Anura sits tightly curled on a brocade sofa, cat-scratched and fraying, with bright cushions mashed around her. A magazine dangles from one hand, poised to slide onto the floor. Her human face hangs over her human knees, but at the sound of the front door she jerks alert and her elbow smacks a nearby stack of books; they thud down in a cascade of pages, pale and hissing. She tumbles after them, kneeling on the carpet and righting the books with shaking hands, her movements so frantic that half the volumes topple down again.
Lore finds her friend there, folded over the books as if she vomited them.
“Anura.” Lore’s voice is very soft. “It’s done.”
“Done.” The word slips and falls like something spilled by accident from hands too full to hold on. “Catherine went with him?”
“As far as I can tell, yes. I’ve just come from Margo’s room and there was no trace of her.” Anura’s forehead hangs just above the carpet. Her back heaves at Lore’s words, and Lore drops down next to her and wraps an arm around her shoulders.
“But there were traces of him.”
“You could say that. Gus’s mangled corpse was there, and Margo’s. Some interesting magic had been performed on Margo’s body; I could feel it at once but I couldn’t tell what it was for. I brought in a specialist, and he said the flesh had been rendered impermeable to ghosts; new magic, nothing he’d ever seen before. I’d imagine Catherine did that, so she could use the body as a hiding place. Clever, especially when you think that she must have had to improvise.”
“Nothing else.”
“Not quite. The … materials were there. A puddle with Angus’s clothes sopped in the middle of it. The smell was something I never need to experience again.”
“But how can you be sure? Catherine could persist somehow—she could just be wandering—”
“You know she’d never do that, Anura.” Lore says it so gently it barely sounds. “If Catherine lingered in any form, she’d stay until she could send word to you. The city did go through a certain amount of disturbance, and for a moment I almost thought—it was only a final flourish, though.” Lore pauses. “There was one more thing. I should submit it as evidence, of course. I nearly left it. But then I thought, where’s the harm if they find it a bit later?” Lore slides a thick black journal from her pocket. “Here.”
Anura rears up, tear-streaked and trembling, and seizes it. “Hers.”
“Yes. I knew she was working on something of the kind—part of our trap for Angus.
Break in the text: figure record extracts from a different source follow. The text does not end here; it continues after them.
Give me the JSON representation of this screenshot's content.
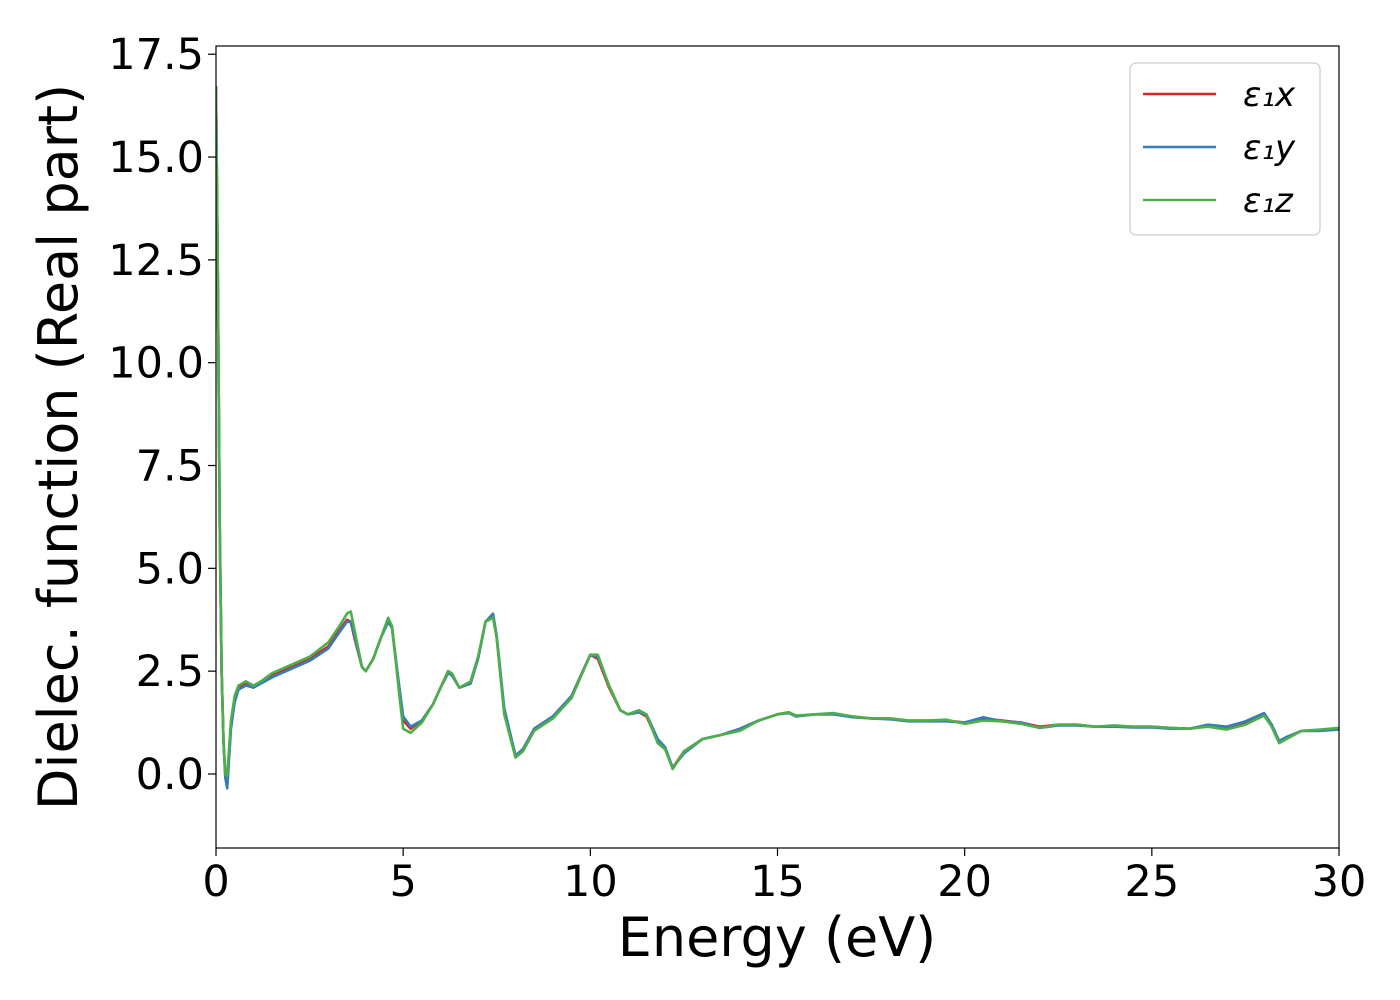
{
  "chart_data": {
    "type": "line",
    "xlabel": "Energy (eV)",
    "ylabel": "Dielec. function (Real part)",
    "xlim": [
      0,
      30
    ],
    "ylim": [
      -1.8,
      17.7
    ],
    "xticks": [
      0,
      5,
      10,
      15,
      20,
      25,
      30
    ],
    "xtick_labels": [
      "0",
      "5",
      "10",
      "15",
      "20",
      "25",
      "30"
    ],
    "yticks": [
      0.0,
      2.5,
      5.0,
      7.5,
      10.0,
      12.5,
      15.0,
      17.5
    ],
    "ytick_labels": [
      "0.0",
      "2.5",
      "5.0",
      "7.5",
      "10.0",
      "12.5",
      "15.0",
      "17.5"
    ],
    "grid": false,
    "legend": {
      "position": "top-right",
      "entries": [
        "ε₁x",
        "ε₁y",
        "ε₁z"
      ]
    },
    "series": [
      {
        "name": "ε₁x",
        "color": "#d62728",
        "x": [
          0.0,
          0.05,
          0.1,
          0.15,
          0.2,
          0.25,
          0.3,
          0.4,
          0.5,
          0.6,
          0.8,
          1.0,
          1.2,
          1.5,
          2.0,
          2.5,
          3.0,
          3.3,
          3.5,
          3.6,
          3.7,
          3.9,
          4.0,
          4.2,
          4.4,
          4.6,
          4.7,
          4.9,
          5.0,
          5.2,
          5.5,
          5.8,
          6.0,
          6.2,
          6.3,
          6.5,
          6.8,
          7.0,
          7.2,
          7.4,
          7.5,
          7.7,
          8.0,
          8.2,
          8.5,
          9.0,
          9.5,
          10.0,
          10.2,
          10.5,
          10.8,
          11.0,
          11.3,
          11.5,
          11.8,
          12.0,
          12.2,
          12.5,
          13.0,
          13.5,
          14.0,
          14.5,
          15.0,
          15.3,
          15.5,
          16.0,
          16.5,
          17.0,
          17.5,
          18.0,
          18.5,
          19.0,
          19.5,
          20.0,
          20.5,
          21.0,
          21.5,
          22.0,
          22.5,
          23.0,
          23.5,
          24.0,
          24.5,
          25.0,
          25.5,
          26.0,
          26.5,
          27.0,
          27.5,
          28.0,
          28.2,
          28.4,
          28.6,
          29.0,
          29.5,
          30.0
        ],
        "y": [
          16.7,
          12.0,
          6.0,
          2.5,
          0.8,
          -0.1,
          -0.1,
          1.2,
          1.8,
          2.1,
          2.2,
          2.1,
          2.25,
          2.4,
          2.6,
          2.8,
          3.1,
          3.5,
          3.75,
          3.7,
          3.3,
          2.6,
          2.5,
          2.8,
          3.3,
          3.75,
          3.6,
          2.0,
          1.3,
          1.1,
          1.3,
          1.7,
          2.1,
          2.5,
          2.4,
          2.1,
          2.2,
          2.8,
          3.7,
          3.85,
          3.3,
          1.5,
          0.45,
          0.6,
          1.1,
          1.4,
          1.9,
          2.9,
          2.8,
          2.1,
          1.55,
          1.45,
          1.5,
          1.4,
          0.8,
          0.6,
          0.15,
          0.55,
          0.85,
          0.95,
          1.1,
          1.3,
          1.45,
          1.5,
          1.4,
          1.45,
          1.45,
          1.4,
          1.35,
          1.35,
          1.3,
          1.3,
          1.3,
          1.25,
          1.35,
          1.3,
          1.25,
          1.15,
          1.2,
          1.2,
          1.15,
          1.15,
          1.15,
          1.15,
          1.12,
          1.1,
          1.18,
          1.12,
          1.25,
          1.42,
          1.2,
          0.8,
          0.88,
          1.05,
          1.05,
          1.1
        ]
      },
      {
        "name": "ε₁y",
        "color": "#377eb8",
        "x": [
          0.0,
          0.05,
          0.1,
          0.15,
          0.2,
          0.25,
          0.3,
          0.4,
          0.5,
          0.6,
          0.8,
          1.0,
          1.2,
          1.5,
          2.0,
          2.5,
          3.0,
          3.3,
          3.5,
          3.6,
          3.7,
          3.9,
          4.0,
          4.2,
          4.4,
          4.6,
          4.7,
          4.9,
          5.0,
          5.2,
          5.5,
          5.8,
          6.0,
          6.2,
          6.3,
          6.5,
          6.8,
          7.0,
          7.2,
          7.4,
          7.5,
          7.7,
          8.0,
          8.2,
          8.5,
          9.0,
          9.5,
          10.0,
          10.2,
          10.5,
          10.8,
          11.0,
          11.3,
          11.5,
          11.8,
          12.0,
          12.2,
          12.5,
          13.0,
          13.5,
          14.0,
          14.5,
          15.0,
          15.3,
          15.5,
          16.0,
          16.5,
          17.0,
          17.5,
          18.0,
          18.5,
          19.0,
          19.5,
          20.0,
          20.5,
          21.0,
          21.5,
          22.0,
          22.5,
          23.0,
          23.5,
          24.0,
          24.5,
          25.0,
          25.5,
          26.0,
          26.5,
          27.0,
          27.5,
          28.0,
          28.2,
          28.4,
          28.6,
          29.0,
          29.5,
          30.0
        ],
        "y": [
          16.7,
          12.0,
          6.0,
          2.5,
          0.8,
          -0.1,
          -0.35,
          1.1,
          1.75,
          2.05,
          2.15,
          2.1,
          2.2,
          2.35,
          2.55,
          2.75,
          3.05,
          3.45,
          3.7,
          3.7,
          3.35,
          2.6,
          2.5,
          2.8,
          3.3,
          3.7,
          3.55,
          2.1,
          1.4,
          1.15,
          1.3,
          1.7,
          2.1,
          2.45,
          2.4,
          2.1,
          2.2,
          2.8,
          3.7,
          3.9,
          3.35,
          1.6,
          0.45,
          0.6,
          1.1,
          1.4,
          1.9,
          2.9,
          2.85,
          2.15,
          1.55,
          1.45,
          1.5,
          1.45,
          0.85,
          0.65,
          0.15,
          0.5,
          0.85,
          0.95,
          1.1,
          1.3,
          1.45,
          1.48,
          1.4,
          1.45,
          1.45,
          1.38,
          1.35,
          1.33,
          1.28,
          1.28,
          1.28,
          1.25,
          1.38,
          1.28,
          1.25,
          1.12,
          1.18,
          1.18,
          1.15,
          1.15,
          1.13,
          1.13,
          1.1,
          1.1,
          1.2,
          1.15,
          1.28,
          1.48,
          1.2,
          0.8,
          0.9,
          1.05,
          1.05,
          1.08
        ]
      },
      {
        "name": "ε₁z",
        "color": "#4daf4a",
        "x": [
          0.0,
          0.05,
          0.1,
          0.15,
          0.2,
          0.25,
          0.3,
          0.4,
          0.5,
          0.6,
          0.8,
          1.0,
          1.2,
          1.5,
          2.0,
          2.5,
          3.0,
          3.3,
          3.5,
          3.6,
          3.7,
          3.9,
          4.0,
          4.2,
          4.4,
          4.6,
          4.7,
          4.9,
          5.0,
          5.2,
          5.5,
          5.8,
          6.0,
          6.2,
          6.3,
          6.5,
          6.8,
          7.0,
          7.2,
          7.4,
          7.5,
          7.7,
          8.0,
          8.2,
          8.5,
          9.0,
          9.5,
          10.0,
          10.2,
          10.5,
          10.8,
          11.0,
          11.3,
          11.5,
          11.8,
          12.0,
          12.2,
          12.5,
          13.0,
          13.5,
          14.0,
          14.5,
          15.0,
          15.3,
          15.5,
          16.0,
          16.5,
          17.0,
          17.5,
          18.0,
          18.5,
          19.0,
          19.5,
          20.0,
          20.5,
          21.0,
          21.5,
          22.0,
          22.5,
          23.0,
          23.5,
          24.0,
          24.5,
          25.0,
          25.5,
          26.0,
          26.5,
          27.0,
          27.5,
          28.0,
          28.2,
          28.4,
          28.6,
          29.0,
          29.5,
          30.0
        ],
        "y": [
          16.7,
          12.0,
          6.0,
          2.5,
          0.8,
          0.0,
          -0.05,
          1.3,
          1.9,
          2.15,
          2.25,
          2.15,
          2.25,
          2.45,
          2.65,
          2.85,
          3.2,
          3.6,
          3.9,
          3.95,
          3.5,
          2.6,
          2.5,
          2.8,
          3.3,
          3.8,
          3.6,
          1.9,
          1.1,
          1.0,
          1.25,
          1.7,
          2.1,
          2.5,
          2.45,
          2.1,
          2.25,
          2.85,
          3.7,
          3.8,
          3.3,
          1.45,
          0.4,
          0.55,
          1.05,
          1.35,
          1.85,
          2.9,
          2.9,
          2.15,
          1.55,
          1.45,
          1.55,
          1.45,
          0.75,
          0.6,
          0.12,
          0.55,
          0.85,
          0.95,
          1.05,
          1.3,
          1.45,
          1.5,
          1.42,
          1.45,
          1.48,
          1.4,
          1.35,
          1.35,
          1.3,
          1.3,
          1.32,
          1.22,
          1.3,
          1.28,
          1.22,
          1.12,
          1.2,
          1.2,
          1.15,
          1.18,
          1.15,
          1.15,
          1.12,
          1.1,
          1.15,
          1.08,
          1.2,
          1.42,
          1.15,
          0.75,
          0.85,
          1.05,
          1.08,
          1.12
        ]
      }
    ]
  }
}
But I don’t for one moment believe that it was exclusively for him.”
“She only wanted a little of the possibility Gus stole from her, and I couldn’t even let her have that much. It wasn’t fair to her, Lore, demanding what we did.”
“No, it wasn’t. What would it even mean, to speak of fairness for someone who was murdered at nineteen? But it was necessary.”
Anura’s golden head nods once and then can’t seem to stop. She hugs the journal tight and rocks, and after a moment Lore gets up to let her read in privacy. She’s almost at the door back to the hallway when Anura speaks again.
“Catherine must have a grave—I mean, where he killed her in the first place.”
“She must, though I never asked her about it. Are you thinking of going there next? To find her?”
Anura doesn’t answer at first. Her gaze stays fixed to the floor.
“Lore? I’ve decided something. I can’t choose to die, not when Catherine didn’t get to live.”
“I didn’t think you would,” Lore agrees softly. “I’ll be working in the kitchen if you need me.”
When Lore is gone, Anura ripples into her frogskin. Without a salary paid in talens, without bribes, taking on her true form will have to be occasional, precious, an indulgence carefully meted out—and it sickens her to think of truth as a luxury. But even if it means she exhausts her scant funds in a night, she won’t read Catherine’s journal in any other shape. She means to meet those revenant words as herself, and not as a misunderstanding.
Hunched on the carpet, she opens to the first page, smooths it with a soft blue hand. And begins. The words feel serrated, a processional of brokenness, as if Catherine’s murder shattered every thought inside her before it could find expression. He broke you, Anura thinks. He broke you, and it will never be enough to know he’s dead.
But as Anura keeps reading, her quiet attention and understanding work their magic on Catherine’s furious telling. She meets the toothed edges with brokenness of her own, and the jags lock together in sympathy.
She shuts her eyes to feel it, the scroll of broken words becoming whole.